Pentecostals make for great copy. Their leaders are, well, charismatic (and, dare I say, sometimes found dancing near the devil). They have some righteous tunes. And they make frequent claims of dramatic healings. Now they’re celebrating their 100th anniversary, more or less. The Azusa Street Revival — where an interracial Los Angeles congregation of thousands, led by the Rev. William Joseph Seymour, experienced speaking in tongues and physical manifestations of supernatural contact — began in April 1906.
The Associated Press’ Gillian Flacchus has a complete and tightly written wrap-up that tells you most of what you need to know, including this interesting bit about how newspapers followed what was happening. The disaster refers to the San Francisco earthquake:
The same day as the disaster, a major Los Angeles newspaper published a front-page story about Seymour’s strange prayer meetings — all-night services so rowdy that two policemen were posted full time at the church to keep order. The story bore the headline “Weird Babel of Tongues: New Sect of Fanatics is Breaking Loose.”
Soon, all eight major newspapers were covering the revival, as were religious newspapers called “holiness circulars” that were passed among evangelical churches nationwide. Word spread across the nation — and then the world — about the massive revival under way in Los Angeles.
One of the revival’s most notable characteristics, experts say, was that blacks and whites worshipped under the same roof and shared pastoral duties.
“At its height, it drew people from all classes, wealthy and poor, Hispanics, blacks, Jews — you name it, everybody came,” said [Pentecostal scholar Vinson] Synan. “Whole churches collapsed and joined it. There was a force there, it was almost supernatural. People said they could feel it in the air from about three blocks away.”
I love that headline Flacchus cites. Anyway, she goes on to explain how Pentecostalism spread throughout the country and world. I have to take issue with the figure she and other reporters use to show how large Pentecostalism is:
The movement, once relegated to the theological fringe, now claims up to 600 million followers worldwide and remains one of the fastest-growing sectors of Christianity, according to Vinson Synan, dean of Regent University’s School of Divinity and an ordained minister of the Pentecostal Holiness Church.
Argh. Church statistics are difficult on a good day. And it could be true that pentecostals claim 600 million people — the graph at left came from a charismatic magazine. But you can’t just let folks make outlandish claims without noting the problems with the data. Other sources put the size of Pentecostal churches at 115 million or so. And yet every story I read on this this cited the remarkably high number.
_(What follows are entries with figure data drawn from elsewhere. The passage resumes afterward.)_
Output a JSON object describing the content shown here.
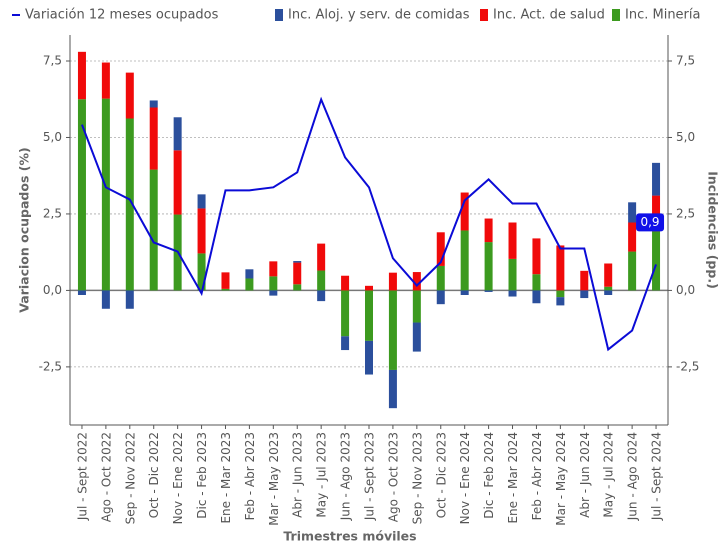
{
  "chart_data": {
    "type": "bar",
    "y_label": "Variacion ocupados (%)",
    "y2_label": "Incidencias (pp.)",
    "x_label": "Trimestres móviles",
    "categories": [
      "Jul - Sept 2022",
      "Ago - Oct 2022",
      "Sep - Nov 2022",
      "Oct - Dic 2022",
      "Nov - Ene 2022",
      "Dic - Feb 2023",
      "Ene - Mar 2023",
      "Feb - Abr 2023",
      "Mar - May 2023",
      "Abr - Jun 2023",
      "May - Jul 2023",
      "Jun - Ago 2023",
      "Jul - Sept 2023",
      "Ago - Oct 2023",
      "Sep - Nov 2023",
      "Oct - Dic 2023",
      "Nov - Ene 2024",
      "Dic - Feb 2024",
      "Ene - Mar 2024",
      "Feb - Abr 2024",
      "Mar - May 2024",
      "Abr - Jun 2024",
      "May - Jul 2024",
      "Jun - Ago 2024",
      "Jul - Sept 2024"
    ],
    "series": [
      {
        "name": "Variación 12 meses ocupados",
        "type": "line",
        "axis": "y",
        "color": "#0b0bd6",
        "values": [
          5.42,
          3.37,
          2.97,
          1.57,
          1.27,
          -0.1,
          3.27,
          3.27,
          3.37,
          3.86,
          6.24,
          4.35,
          3.37,
          1.05,
          0.16,
          0.92,
          2.94,
          3.63,
          2.84,
          2.84,
          1.37,
          1.37,
          -1.93,
          -1.31,
          0.85
        ]
      },
      {
        "name": "Inc. Aloj. y serv. de comidas",
        "type": "bar",
        "axis": "y2",
        "color": "#2b4f9c",
        "values": [
          -0.15,
          -0.6,
          -0.6,
          0.23,
          1.08,
          0.46,
          0,
          0.3,
          -0.17,
          0.05,
          -0.35,
          -0.45,
          -1.1,
          -1.25,
          -0.95,
          -0.45,
          -0.15,
          -0.05,
          -0.2,
          -0.42,
          -0.27,
          -0.25,
          -0.15,
          0.66,
          1.07
        ]
      },
      {
        "name": "Inc. Act. de salud",
        "type": "bar",
        "axis": "y2",
        "color": "#f00a0a",
        "values": [
          1.55,
          1.18,
          1.5,
          2.03,
          2.1,
          1.47,
          0.54,
          0,
          0.49,
          0.71,
          0.88,
          0.48,
          0.15,
          0.58,
          0.6,
          1.1,
          1.24,
          0.77,
          1.19,
          1.17,
          1.47,
          0.64,
          0.76,
          0.95,
          1.17
        ]
      },
      {
        "name": "Inc. Minería",
        "type": "bar",
        "axis": "y2",
        "color": "#3c9a1f",
        "values": [
          6.25,
          6.27,
          5.62,
          3.95,
          2.48,
          1.21,
          0.05,
          0.39,
          0.46,
          0.2,
          0.65,
          -1.5,
          -1.65,
          -2.6,
          -1.05,
          0.8,
          1.96,
          1.58,
          1.03,
          0.53,
          -0.22,
          0,
          0.12,
          1.27,
          1.93
        ]
      }
    ],
    "annotations": [
      {
        "text": "0,9"
      }
    ],
    "ylim": [
      -4.4,
      8.35
    ],
    "yticks": [
      {
        "value": -2.5,
        "label": "-2,5"
      },
      {
        "value": 0,
        "label": "0,0"
      },
      {
        "value": 2.5,
        "label": "2,5"
      },
      {
        "value": 5,
        "label": "5,0"
      },
      {
        "value": 7.5,
        "label": "7,5"
      }
    ],
    "y2lim": [
      -4.4,
      8.35
    ],
    "y2ticks": [
      {
        "value": -2.5,
        "label": "-2,5"
      },
      {
        "value": 0,
        "label": "0,0"
      },
      {
        "value": 2.5,
        "label": "2,5"
      },
      {
        "value": 5,
        "label": "5,0"
      },
      {
        "value": 7.5,
        "label": "7,5"
      }
    ],
    "grid": true
  }
}
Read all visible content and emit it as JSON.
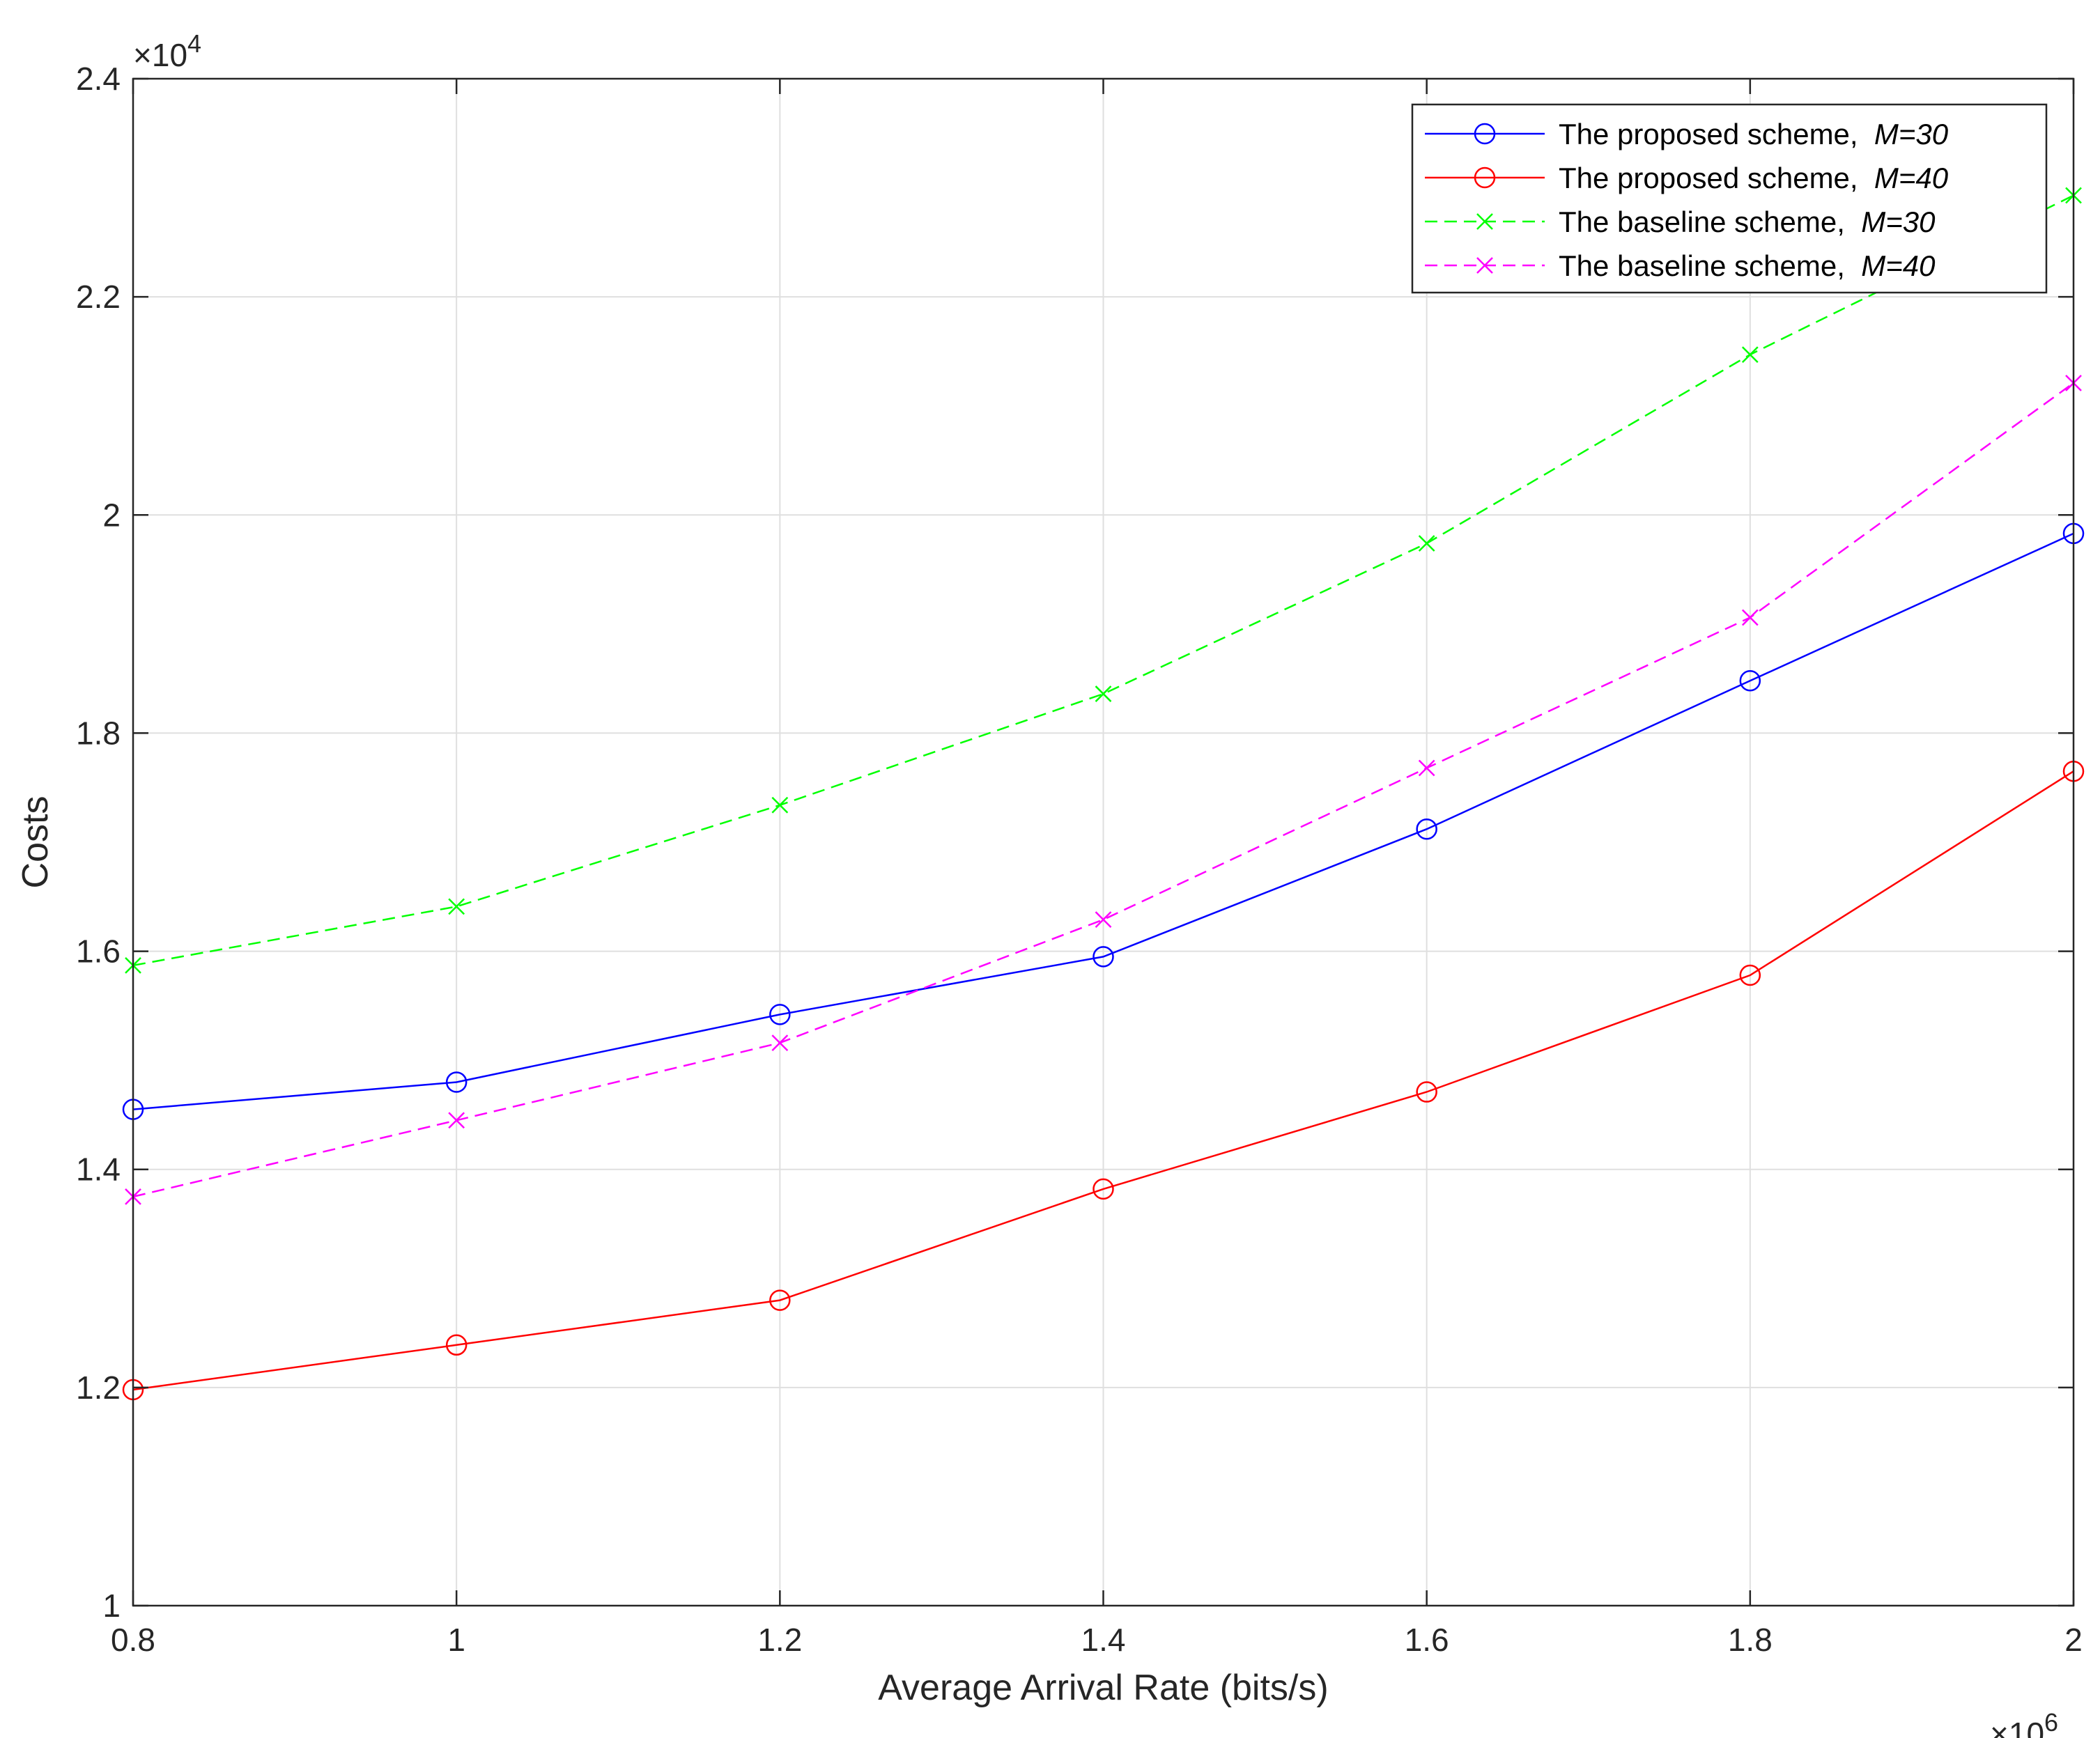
{
  "chart_data": {
    "type": "line",
    "title": "",
    "xlabel": "Average Arrival Rate (bits/s)",
    "ylabel": "Costs",
    "x_exponent_label": {
      "base": "×10",
      "exp": "6"
    },
    "y_exponent_label": {
      "base": "×10",
      "exp": "4"
    },
    "x": [
      0.8,
      1.0,
      1.2,
      1.4,
      1.6,
      1.8,
      2.0
    ],
    "xlim": [
      0.8,
      2.0
    ],
    "ylim": [
      1.0,
      2.4
    ],
    "x_ticks": [
      0.8,
      1.0,
      1.2,
      1.4,
      1.6,
      1.8,
      2.0
    ],
    "x_tick_labels": [
      "0.8",
      "1",
      "1.2",
      "1.4",
      "1.6",
      "1.8",
      "2"
    ],
    "y_ticks": [
      1.0,
      1.2,
      1.4,
      1.6,
      1.8,
      2.0,
      2.2,
      2.4
    ],
    "y_tick_labels": [
      "1",
      "1.2",
      "1.4",
      "1.6",
      "1.8",
      "2",
      "2.2",
      "2.4"
    ],
    "grid": true,
    "legend_position": "top-right",
    "series": [
      {
        "name": "The proposed scheme,",
        "name_param": "M=30",
        "values": [
          1.455,
          1.48,
          1.542,
          1.595,
          1.712,
          1.848,
          1.983
        ],
        "color": "#0000ff",
        "line_style": "solid",
        "marker": "circle"
      },
      {
        "name": "The proposed scheme,",
        "name_param": "M=40",
        "values": [
          1.198,
          1.239,
          1.28,
          1.382,
          1.471,
          1.578,
          1.765
        ],
        "color": "#ff0000",
        "line_style": "solid",
        "marker": "circle"
      },
      {
        "name": "The baseline scheme,",
        "name_param": "M=30",
        "values": [
          1.587,
          1.641,
          1.734,
          1.836,
          1.974,
          2.147,
          2.293
        ],
        "color": "#00ff00",
        "line_style": "dashed",
        "marker": "x"
      },
      {
        "name": "The baseline scheme,",
        "name_param": "M=40",
        "values": [
          1.375,
          1.445,
          1.516,
          1.629,
          1.768,
          1.906,
          2.121
        ],
        "color": "#ff00ff",
        "line_style": "dashed",
        "marker": "x"
      }
    ]
  }
}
Many newspapers are finding local angles to the story. Richard Vara with the Houston Chronicle tells readers that Seymour learned about the baptism of the Holy Spirit only a few weeks before the Azusa Street revival . . . at a Houston Bible school where Charles Fox Parham, the founder of Pentecostalism, taught:
Parham’s involvement with glossolalia began on New Year’s Day 1901 at his Bible school in Topeka, Kan., when student Agnes Oznam spoke in tongues.
Three days later, Parham and other students experienced the phenomenon. . . .
Parham and his Topeka students concluded that speaking in tongues was biblical evidence of baptism in the Holy Spirit.
“What Parham does is develop a theology that becomes the Pentecostal theology, one that is quite preachable,” [Cecil] Robeck [Jr., professor at Fuller Seminary] said. “He packages it and markets it, in a sense.”
The marketing of Pentecostalism is frequent fodder for critics, from Sinclair Lewis’ satire Elmer Gantry to Ole Anthony’s Trinity Foundation. Anthony is mentioned in the Dallas Morning News, which offers the best package of information I came across. Jeffrey Weiss writes the anniversary story while Sam Hodges looks at Dallas’ Christ for the Nations Institute, including a sidebar with a tidbit about Bob Dylan. Great package.
I have to make a quick book recommendation — Jim Bakker’s autobiography I Was Wrong. I know it sounds crazy, but it’s a really fascinating. He wrote it after serving a prison sentence, so I was expecting the title to reference some sort of criminal wrongdoing. In fact, he writes an eloquent critique of the Prosperity Gospel he had advocated for so long. He realized in prison that even though he lost his wealth, his family, his ministry and his reputation, God loved him. You’ll thank me later.